If this requirement is not followed by the Corporation, it has only to blame itself and not the insured, for, if this were not the right course and the Corporation is allowed to raise a plea of this nature after the death of the insured, the whole purpose of taking the insurance policy itself will get frustrated, which would not only be against equity and justice, but also against the principle of contractual obligation, since the contracting parties are expected to enter into a contract after fully understanding the pros and cons and its Implication, and also to bear the consequence in case of any lapse. The nature of transaction between the Insurance Companies with the insured is clearly in the nature of proposal and acceptance, which gives rise to contractual obligation after the proposal is signed and accepted by the Corporation after which the policy is issued and once that process is complete neither of the contracting parties can be permitted to raise a plea that the contract was void after its execution. This being the well acknowledged legal position, the insurance company cannot be permitted to raise a plea that the deceased insured had not disclosed about his illness at the time of taking the policy, when it was also duty of the Insurance Company to verify the correctness of the information furnished by the insured.
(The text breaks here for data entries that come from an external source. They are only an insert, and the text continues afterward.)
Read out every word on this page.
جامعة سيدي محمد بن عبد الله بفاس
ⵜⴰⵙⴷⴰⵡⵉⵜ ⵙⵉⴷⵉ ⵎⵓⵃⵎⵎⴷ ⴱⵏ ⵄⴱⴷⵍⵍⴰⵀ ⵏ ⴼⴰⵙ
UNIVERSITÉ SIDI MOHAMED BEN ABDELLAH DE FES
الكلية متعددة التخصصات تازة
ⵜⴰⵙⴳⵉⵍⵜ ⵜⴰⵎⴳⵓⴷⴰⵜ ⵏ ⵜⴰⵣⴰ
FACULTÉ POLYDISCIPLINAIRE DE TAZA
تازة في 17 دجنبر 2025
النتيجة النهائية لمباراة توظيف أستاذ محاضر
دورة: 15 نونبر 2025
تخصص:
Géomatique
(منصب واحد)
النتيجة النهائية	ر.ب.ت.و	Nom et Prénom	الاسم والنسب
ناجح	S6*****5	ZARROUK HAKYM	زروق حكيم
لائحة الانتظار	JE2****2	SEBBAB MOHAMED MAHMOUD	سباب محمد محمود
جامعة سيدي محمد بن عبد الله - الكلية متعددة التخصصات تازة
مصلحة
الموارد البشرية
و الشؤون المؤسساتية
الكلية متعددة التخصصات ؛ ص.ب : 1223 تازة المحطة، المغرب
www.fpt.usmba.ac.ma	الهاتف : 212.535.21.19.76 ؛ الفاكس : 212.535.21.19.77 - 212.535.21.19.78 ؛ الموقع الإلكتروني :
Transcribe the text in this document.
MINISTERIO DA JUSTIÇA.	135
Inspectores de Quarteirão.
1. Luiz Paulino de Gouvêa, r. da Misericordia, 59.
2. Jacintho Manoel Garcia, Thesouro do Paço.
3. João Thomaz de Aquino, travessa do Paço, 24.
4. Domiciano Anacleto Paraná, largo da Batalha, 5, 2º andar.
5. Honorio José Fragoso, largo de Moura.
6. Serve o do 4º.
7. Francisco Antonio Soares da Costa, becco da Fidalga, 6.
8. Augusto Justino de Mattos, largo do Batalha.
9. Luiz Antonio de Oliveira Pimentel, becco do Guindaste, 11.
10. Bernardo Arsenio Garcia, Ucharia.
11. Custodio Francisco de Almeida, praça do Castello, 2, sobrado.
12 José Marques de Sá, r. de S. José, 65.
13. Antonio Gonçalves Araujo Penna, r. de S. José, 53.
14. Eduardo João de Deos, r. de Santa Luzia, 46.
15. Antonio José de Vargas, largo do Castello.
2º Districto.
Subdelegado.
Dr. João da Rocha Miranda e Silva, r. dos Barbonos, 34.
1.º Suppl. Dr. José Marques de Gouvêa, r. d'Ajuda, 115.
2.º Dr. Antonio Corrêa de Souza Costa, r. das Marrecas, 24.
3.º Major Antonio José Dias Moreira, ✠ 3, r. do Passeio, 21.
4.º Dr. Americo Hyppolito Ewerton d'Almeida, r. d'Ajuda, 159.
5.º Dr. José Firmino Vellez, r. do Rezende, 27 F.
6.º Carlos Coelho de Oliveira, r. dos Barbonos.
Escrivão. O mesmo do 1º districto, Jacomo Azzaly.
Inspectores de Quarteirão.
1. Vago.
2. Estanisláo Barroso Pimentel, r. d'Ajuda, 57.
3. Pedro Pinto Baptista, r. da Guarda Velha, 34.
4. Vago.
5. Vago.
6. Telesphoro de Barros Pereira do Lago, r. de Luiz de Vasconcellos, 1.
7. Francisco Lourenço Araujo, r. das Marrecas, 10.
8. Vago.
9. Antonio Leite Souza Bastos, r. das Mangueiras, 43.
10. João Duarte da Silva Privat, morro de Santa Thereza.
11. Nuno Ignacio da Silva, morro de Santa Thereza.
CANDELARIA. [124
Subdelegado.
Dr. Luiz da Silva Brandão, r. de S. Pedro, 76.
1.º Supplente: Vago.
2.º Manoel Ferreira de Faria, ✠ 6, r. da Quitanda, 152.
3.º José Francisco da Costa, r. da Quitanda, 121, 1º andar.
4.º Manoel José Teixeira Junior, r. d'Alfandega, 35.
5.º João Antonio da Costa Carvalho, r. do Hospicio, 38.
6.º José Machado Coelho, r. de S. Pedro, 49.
This duty of the Insurance Company is akin to the obligation of the insured, who is legally bound to pay the insurance premium regularly and well within time and in the event of failure to do so, the Insurance Company may refuse to pay the maturity amount, therefore, the Corporation cannot be permitted to raise a plea regarding non-furnishing of information to the Corporation after the death of the insured. 14. For the foregoing reasons, the impugned order passed by the second respondent is set aside. The respondents are directed to pay the insured amount as expeditiously as possible to the nominee, namely, the petitioner herein. 15. In the upshot, the writ petition is allowed. No Costs.